Figure 10. MAO-A regulates tyramine-induced ROS generation in IL-13 and IL-4-activated monocytes/macrophages.

Monocytes (5×10⁶/group) were pre-treated with MAO-A sense (S) or antisense (AS) ODN (A–D) according to protocols described under “Materials and Methods” and incubated with IL-13 (A–D) and IL-4 (B–D) (2nM) for 46h. In panel A, whole cell extracts (50 μg/lane) were resolved by SDS-PAGE. MAO-A protein expression was detected on Western blots with a MAO-A specific antibody (upper panel of A).
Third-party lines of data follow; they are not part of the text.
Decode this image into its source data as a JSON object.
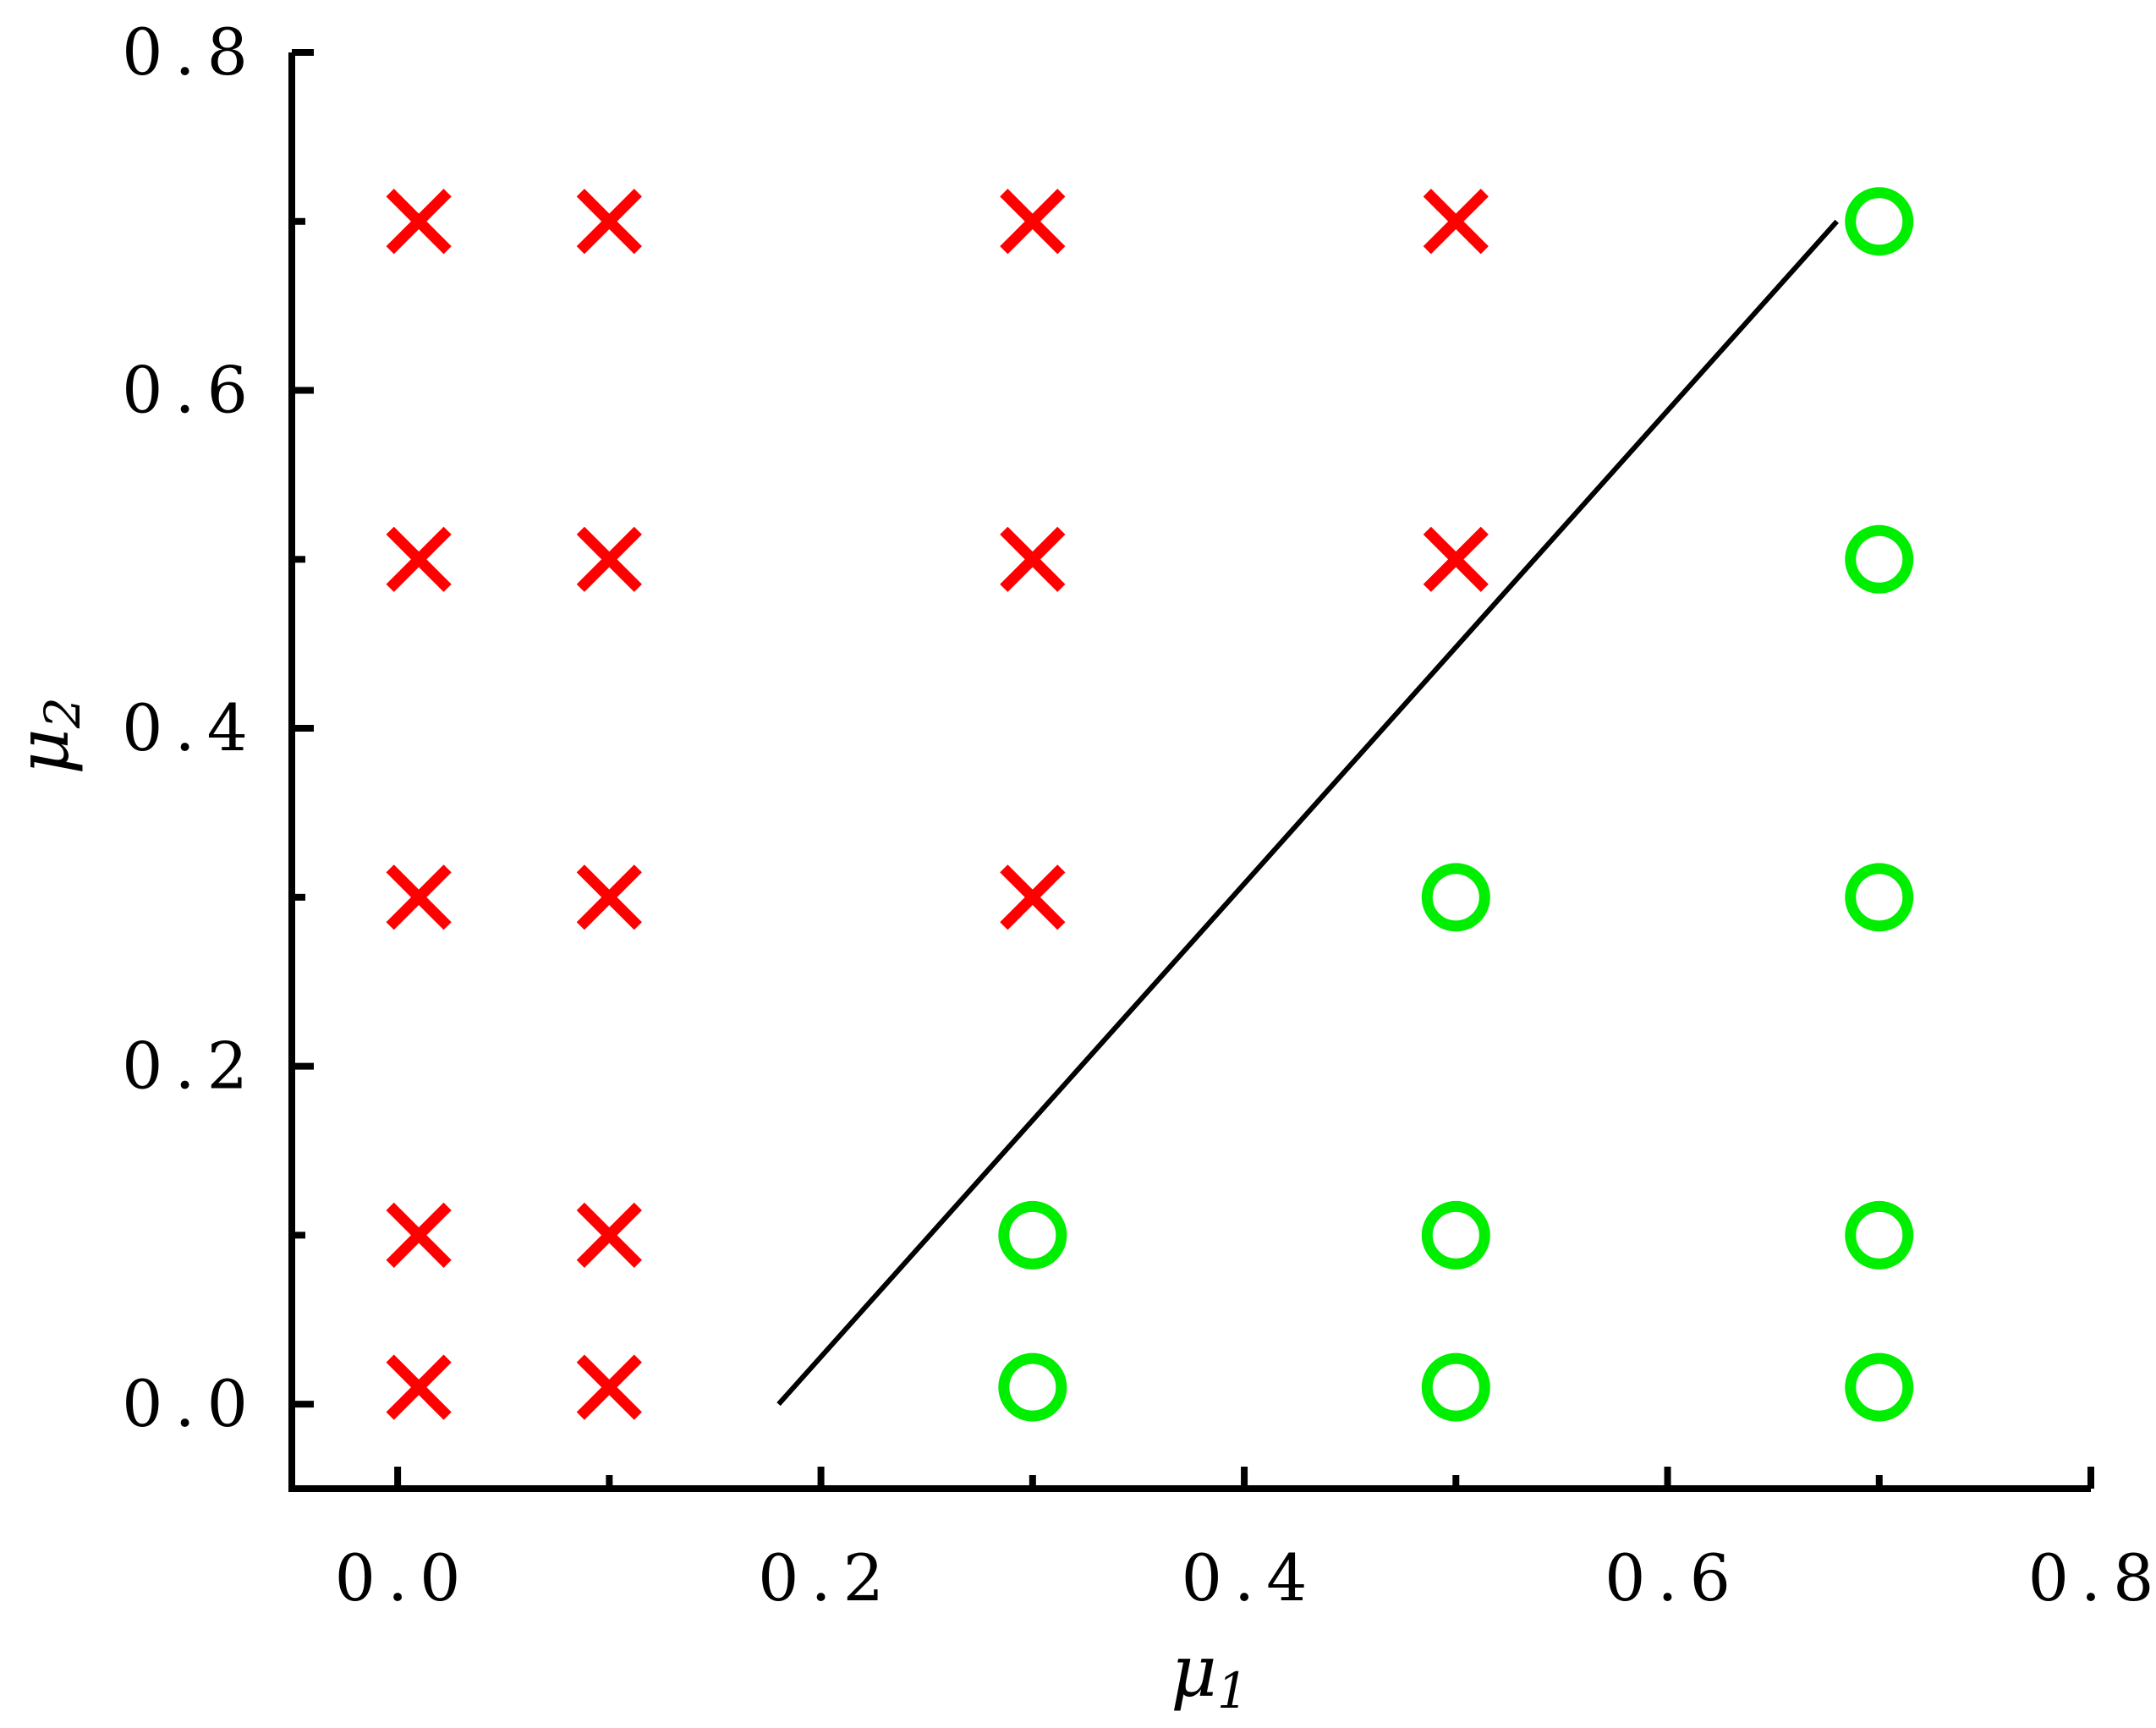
{
  "chart_data": {
    "type": "scatter",
    "title": "",
    "xlabel": "μ",
    "xlabel_subscript": "1",
    "ylabel": "μ",
    "ylabel_subscript": "2",
    "xlim": [
      -0.05,
      0.8
    ],
    "ylim": [
      -0.05,
      0.8
    ],
    "x_ticks": [
      0.0,
      0.2,
      0.4,
      0.6,
      0.8
    ],
    "x_tick_labels": [
      "0.0",
      "0.2",
      "0.4",
      "0.6",
      "0.8"
    ],
    "x_minor_ticks": [
      0.1,
      0.3,
      0.5,
      0.7
    ],
    "y_ticks": [
      0.0,
      0.2,
      0.4,
      0.6,
      0.8
    ],
    "y_tick_labels": [
      "0.0",
      "0.2",
      "0.4",
      "0.6",
      "0.8"
    ],
    "y_minor_ticks": [
      0.1,
      0.3,
      0.5,
      0.7
    ],
    "grid": false,
    "legend": "none",
    "series": [
      {
        "marker": "cross",
        "color": "#ff0000",
        "points": [
          [
            0.01,
            0.7
          ],
          [
            0.1,
            0.7
          ],
          [
            0.3,
            0.7
          ],
          [
            0.5,
            0.7
          ],
          [
            0.01,
            0.5
          ],
          [
            0.1,
            0.5
          ],
          [
            0.3,
            0.5
          ],
          [
            0.5,
            0.5
          ],
          [
            0.01,
            0.3
          ],
          [
            0.1,
            0.3
          ],
          [
            0.3,
            0.3
          ],
          [
            0.01,
            0.1
          ],
          [
            0.1,
            0.1
          ],
          [
            0.01,
            0.01
          ],
          [
            0.1,
            0.01
          ]
        ]
      },
      {
        "marker": "circle",
        "color": "#00ee00",
        "points": [
          [
            0.7,
            0.7
          ],
          [
            0.7,
            0.5
          ],
          [
            0.5,
            0.3
          ],
          [
            0.7,
            0.3
          ],
          [
            0.3,
            0.1
          ],
          [
            0.5,
            0.1
          ],
          [
            0.7,
            0.1
          ],
          [
            0.3,
            0.01
          ],
          [
            0.5,
            0.01
          ],
          [
            0.7,
            0.01
          ]
        ]
      }
    ],
    "lines": [
      {
        "color": "#000000",
        "points": [
          [
            0.18,
            0.0
          ],
          [
            0.68,
            0.7
          ]
        ]
      }
    ]
  }
}
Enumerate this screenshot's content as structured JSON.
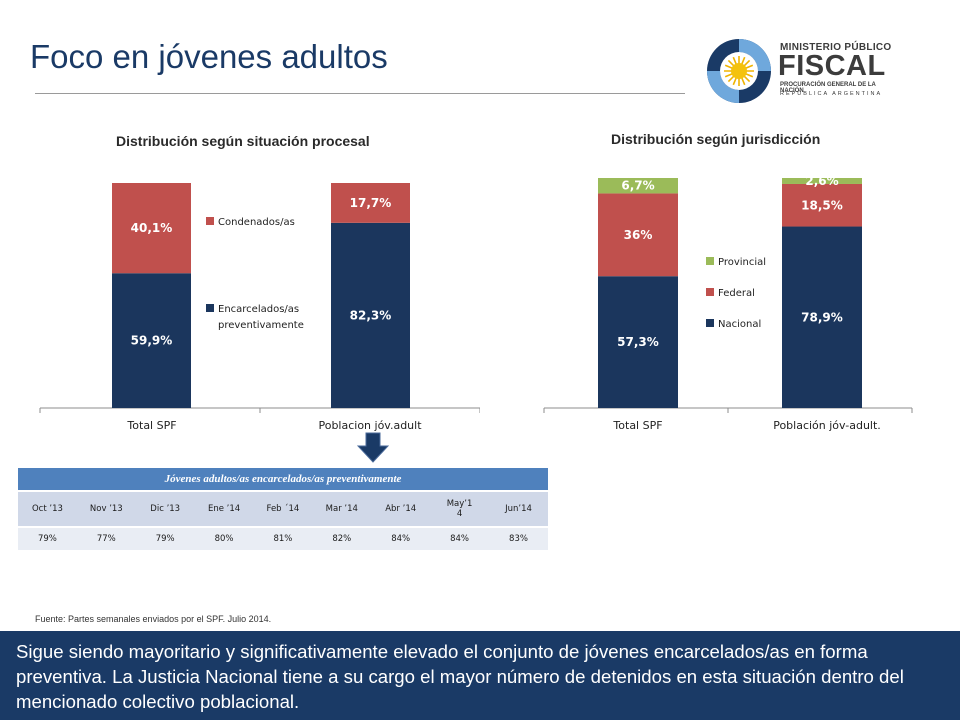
{
  "title": "Foco en jóvenes adultos",
  "logo": {
    "line1": "MINISTERIO PÚBLICO",
    "line2": "FISCAL",
    "line3": "PROCURACIÓN GENERAL DE LA NACIÓN",
    "line4": "REPÚBLICA ARGENTINA"
  },
  "chart_data": [
    {
      "type": "bar",
      "stacked": true,
      "title": "Distribución según situación procesal",
      "categories": [
        "Total SPF",
        "Poblacion jóv.adult"
      ],
      "series": [
        {
          "name": "Encarcelados/as preventivamente",
          "values": [
            59.9,
            82.3
          ],
          "labels": [
            "59,9%",
            "82,3%"
          ],
          "color": "#1b365d"
        },
        {
          "name": "Condenados/as",
          "values": [
            40.1,
            17.7
          ],
          "labels": [
            "40,1%",
            "17,7%"
          ],
          "color": "#c0504d"
        }
      ],
      "legend": {
        "position": "center",
        "items": [
          {
            "text": "Condenados/as",
            "color": "#c0504d"
          },
          {
            "text": "Encarcelados/as preventivamente",
            "color": "#1b365d"
          }
        ]
      },
      "ylim": [
        0,
        100
      ],
      "grid": false
    },
    {
      "type": "bar",
      "stacked": true,
      "title": "Distribución según jurisdicción",
      "categories": [
        "Total SPF",
        "Población jóv-adult."
      ],
      "series": [
        {
          "name": "Nacional",
          "values": [
            57.3,
            78.9
          ],
          "labels": [
            "57,3%",
            "78,9%"
          ],
          "color": "#1b365d"
        },
        {
          "name": "Federal",
          "values": [
            36,
            18.5
          ],
          "labels": [
            "36%",
            "18,5%"
          ],
          "color": "#c0504d"
        },
        {
          "name": "Provincial",
          "values": [
            6.7,
            2.6
          ],
          "labels": [
            "6,7%",
            "2,6%"
          ],
          "color": "#9bbb59"
        }
      ],
      "legend": {
        "position": "center",
        "items": [
          {
            "text": "Provincial",
            "color": "#9bbb59"
          },
          {
            "text": "Federal",
            "color": "#c0504d"
          },
          {
            "text": "Nacional",
            "color": "#1b365d"
          }
        ]
      },
      "ylim": [
        0,
        100
      ],
      "grid": false
    },
    {
      "type": "table",
      "title": "Jóvenes adultos/as encarcelados/as preventivamente",
      "columns": [
        "Oct ’13",
        "Nov ’13",
        "Dic ’13",
        "Ene ’14",
        "Feb ´14",
        "Mar ’14",
        "Abr ’14",
        "May’14",
        "Jun’14"
      ],
      "values": [
        "79%",
        "77%",
        "79%",
        "80%",
        "81%",
        "82%",
        "84%",
        "84%",
        "83%"
      ]
    }
  ],
  "source": "Fuente: Partes semanales enviados por el SPF. Julio 2014.",
  "footer_text": "Sigue siendo mayoritario y significativamente elevado el conjunto de jóvenes encarcelados/as en forma preventiva. La Justicia Nacional tiene a su cargo el mayor número de detenidos en esta situación dentro del mencionado colectivo poblacional."
}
The blot was stripped and reprobed with an antibody against (β-tubulin (lower panel of A) to assess equal loading. In panel B, native MAO-A enzyme activity was detected. In a total volume of 50 μl, 20 μl whole cell extract was incubated with substrate (final conc. 40 μM) in presence of MAO reaction buffer [100mM HEPES (pH 7.5); 5% glycerol]. After incubation at room temperature for 3h, 50μl luciferin detection reagent was added and the luminescent signal was measured after 20 min. Data represented as mean ± SD; (n=3, *p<0.002). In panel C, monocytes/macrophages were stimulated by tyramine (5 μM) for 30 min and then incubated with the fluorescent probe H2DCFDA (5 μM) for another 30 min before the fluorescence was measured. Data in panel C is expressed as percentage of unstimulated controls and represented as mean ± SD; (n=3, *p<0.004). In panel D, monocyte lysates (50μg/well) were incubated with Amplex Red reagent/HRP/p-Tyramine working solution for 60 min before the fluorescence was measured. Data represented as mean ± SD; (n=3, *p<0.005). Data in all panels are from a representative of three independent experiments.